Just as a reminder, the annual cost of providing free or government subsidized health care to about 300,000 Arkansans, including nearly 8,000 with mental issues is about $7.6 billion in state and federal funds. So, we should have no qualms whatsoever with the decision to go after those Arkansas Works enrollees who have reneged on their obligation to pay their piddly $13 a month premiums.

The plan is to identify the freeloaders among the 62,000 enrolled in the program who haven’t met their monthly obligation since last January, and have the money taken out of any state income tax refunds they might otherwise be owed when they file their tax returns in 2019. We’re talking about those participants in the state program with incomes between 100 percent and 138 percent of the poverty level.

That involves an individual, that income range is $12,060 to $16,643 a year.

We’re not shocked to learn that only about 20 percent of enrollees who are required to pay premiums do so on a regular basis. The others owe premiums totaling about $8 million, state officials say.

Let’s point out the requirement for some enrollees to pay premiums is one of several changes to Arkansas’ expanded Medicaid program that took effect Jan. 1, when the program became known as Arkansas Works.

This requirement was necessary to cut costs as well as a request to federal officials to move enrollees with incomes above the poverty level off the program and impose a work requirement on some of the remaining enrollees, starting in 2018.

Under the so-called private option, most Arkansas Works enrollees are covered by private insurance plans, with the state Medicaid program paying most or all of the premiums.

So when one of these many enrollees simply falls to make a premium payment, the state Medicaid program goes head and pays the insurance company on behalf of the enrollee, who then incurs a debt to the state.

It is simply incomprehensible why someone, even with a limited income, can’t come up with a measly $13 a month in premiums for complete health care that people not eligible for the subsidy pays hundreds of dollars a month for the same coverage.

To the liberals among us let us pose the question.

Is a mere $13 a month too much to pay a fair share?

Or is it too much to expect some of these individuals taking advantage of this government subsidy to actually get a job? We certainly don’t think so.
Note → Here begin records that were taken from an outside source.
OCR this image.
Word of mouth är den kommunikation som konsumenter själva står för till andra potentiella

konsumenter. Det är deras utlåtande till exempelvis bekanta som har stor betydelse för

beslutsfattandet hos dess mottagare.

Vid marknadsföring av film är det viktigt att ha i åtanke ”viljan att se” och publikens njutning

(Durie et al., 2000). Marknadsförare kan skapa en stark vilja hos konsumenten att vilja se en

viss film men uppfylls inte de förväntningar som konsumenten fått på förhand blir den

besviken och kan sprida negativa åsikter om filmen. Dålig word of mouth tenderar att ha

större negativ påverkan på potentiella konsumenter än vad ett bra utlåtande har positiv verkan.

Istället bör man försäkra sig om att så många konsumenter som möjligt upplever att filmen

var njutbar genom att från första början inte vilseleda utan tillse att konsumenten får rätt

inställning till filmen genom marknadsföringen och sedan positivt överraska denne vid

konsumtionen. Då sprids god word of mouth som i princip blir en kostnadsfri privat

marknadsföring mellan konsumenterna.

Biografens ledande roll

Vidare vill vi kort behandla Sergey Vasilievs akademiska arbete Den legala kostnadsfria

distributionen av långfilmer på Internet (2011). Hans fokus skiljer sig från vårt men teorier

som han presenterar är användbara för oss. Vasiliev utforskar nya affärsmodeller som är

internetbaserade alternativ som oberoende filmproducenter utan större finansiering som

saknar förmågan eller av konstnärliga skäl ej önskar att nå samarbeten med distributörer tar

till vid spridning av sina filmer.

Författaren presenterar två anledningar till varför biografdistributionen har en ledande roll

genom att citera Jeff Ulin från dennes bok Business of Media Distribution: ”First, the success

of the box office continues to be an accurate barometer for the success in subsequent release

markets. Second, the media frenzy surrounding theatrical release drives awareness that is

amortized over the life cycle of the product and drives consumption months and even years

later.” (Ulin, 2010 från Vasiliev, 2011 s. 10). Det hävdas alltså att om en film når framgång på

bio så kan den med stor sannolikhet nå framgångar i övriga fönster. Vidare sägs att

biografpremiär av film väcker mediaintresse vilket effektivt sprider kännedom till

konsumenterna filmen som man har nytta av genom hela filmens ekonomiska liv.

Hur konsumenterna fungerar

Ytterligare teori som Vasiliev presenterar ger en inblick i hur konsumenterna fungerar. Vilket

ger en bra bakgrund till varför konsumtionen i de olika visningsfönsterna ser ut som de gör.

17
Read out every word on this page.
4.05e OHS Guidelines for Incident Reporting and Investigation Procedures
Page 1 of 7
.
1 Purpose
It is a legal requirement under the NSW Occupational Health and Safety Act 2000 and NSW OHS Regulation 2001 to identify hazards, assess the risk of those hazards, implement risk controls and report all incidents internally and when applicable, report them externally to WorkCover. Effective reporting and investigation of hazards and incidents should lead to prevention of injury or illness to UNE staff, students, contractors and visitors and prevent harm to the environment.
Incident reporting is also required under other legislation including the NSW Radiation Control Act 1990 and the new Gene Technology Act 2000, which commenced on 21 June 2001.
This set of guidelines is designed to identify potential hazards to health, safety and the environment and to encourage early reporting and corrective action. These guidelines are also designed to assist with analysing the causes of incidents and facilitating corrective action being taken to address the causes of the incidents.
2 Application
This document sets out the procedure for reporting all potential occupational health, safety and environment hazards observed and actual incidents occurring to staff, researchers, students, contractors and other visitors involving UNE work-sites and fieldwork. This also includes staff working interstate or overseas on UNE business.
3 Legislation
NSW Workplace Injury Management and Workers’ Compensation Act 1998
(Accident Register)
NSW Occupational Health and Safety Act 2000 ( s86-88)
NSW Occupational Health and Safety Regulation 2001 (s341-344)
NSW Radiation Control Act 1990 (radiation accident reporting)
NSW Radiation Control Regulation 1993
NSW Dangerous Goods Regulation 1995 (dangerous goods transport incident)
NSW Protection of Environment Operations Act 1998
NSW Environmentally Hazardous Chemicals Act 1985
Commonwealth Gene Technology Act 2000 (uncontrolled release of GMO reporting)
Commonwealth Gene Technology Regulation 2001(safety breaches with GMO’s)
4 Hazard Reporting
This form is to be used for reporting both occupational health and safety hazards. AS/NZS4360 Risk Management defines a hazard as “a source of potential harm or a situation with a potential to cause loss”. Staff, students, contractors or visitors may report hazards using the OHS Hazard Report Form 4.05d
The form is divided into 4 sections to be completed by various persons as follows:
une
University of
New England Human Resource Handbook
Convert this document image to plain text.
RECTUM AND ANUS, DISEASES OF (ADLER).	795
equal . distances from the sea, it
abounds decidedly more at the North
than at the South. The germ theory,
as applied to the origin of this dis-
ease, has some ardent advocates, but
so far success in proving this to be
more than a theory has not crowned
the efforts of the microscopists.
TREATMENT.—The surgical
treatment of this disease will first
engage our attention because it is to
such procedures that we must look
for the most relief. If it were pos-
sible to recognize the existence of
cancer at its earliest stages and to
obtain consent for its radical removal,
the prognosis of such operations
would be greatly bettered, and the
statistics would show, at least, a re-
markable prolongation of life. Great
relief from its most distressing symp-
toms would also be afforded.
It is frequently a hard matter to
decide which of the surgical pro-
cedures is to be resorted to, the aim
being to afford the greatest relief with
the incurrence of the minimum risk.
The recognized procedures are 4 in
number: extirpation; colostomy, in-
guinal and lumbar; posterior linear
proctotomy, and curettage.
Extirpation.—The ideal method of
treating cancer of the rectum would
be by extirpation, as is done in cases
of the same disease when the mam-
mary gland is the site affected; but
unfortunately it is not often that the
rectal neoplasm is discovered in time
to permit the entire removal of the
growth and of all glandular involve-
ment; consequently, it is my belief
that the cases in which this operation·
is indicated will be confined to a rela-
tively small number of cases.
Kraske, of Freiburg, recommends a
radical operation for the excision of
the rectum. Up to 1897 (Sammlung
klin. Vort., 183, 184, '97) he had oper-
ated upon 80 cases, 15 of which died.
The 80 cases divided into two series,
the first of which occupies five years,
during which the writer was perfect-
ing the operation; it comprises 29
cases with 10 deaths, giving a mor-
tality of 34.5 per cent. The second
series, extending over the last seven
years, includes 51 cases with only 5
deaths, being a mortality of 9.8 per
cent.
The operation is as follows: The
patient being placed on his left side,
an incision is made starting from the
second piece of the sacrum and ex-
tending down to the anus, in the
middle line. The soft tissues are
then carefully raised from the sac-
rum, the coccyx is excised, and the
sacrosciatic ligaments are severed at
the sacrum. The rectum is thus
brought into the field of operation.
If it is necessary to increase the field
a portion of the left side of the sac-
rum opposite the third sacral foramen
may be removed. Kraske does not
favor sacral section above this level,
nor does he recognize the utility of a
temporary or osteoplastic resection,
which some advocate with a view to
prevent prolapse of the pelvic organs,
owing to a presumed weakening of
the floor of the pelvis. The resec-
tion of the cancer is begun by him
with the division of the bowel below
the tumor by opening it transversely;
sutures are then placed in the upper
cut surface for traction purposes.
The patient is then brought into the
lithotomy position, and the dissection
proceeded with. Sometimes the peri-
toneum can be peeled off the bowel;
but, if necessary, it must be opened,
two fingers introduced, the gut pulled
Let us put it this way, if any other Arkansans paying the full cost of their health care policy failed to make a payment their coverage would be immediately canceled.

Recouping these costs by means of taking it out of any state income tax refund is the state’s only option because the state is prohibited from hiring a collection agency or even garnishing an enrollee’s wages.

Knowing only about 20 percent of enrollees are paying their more than fair share it is obviously these ungrateful freeloaders are trying to get something for nothing.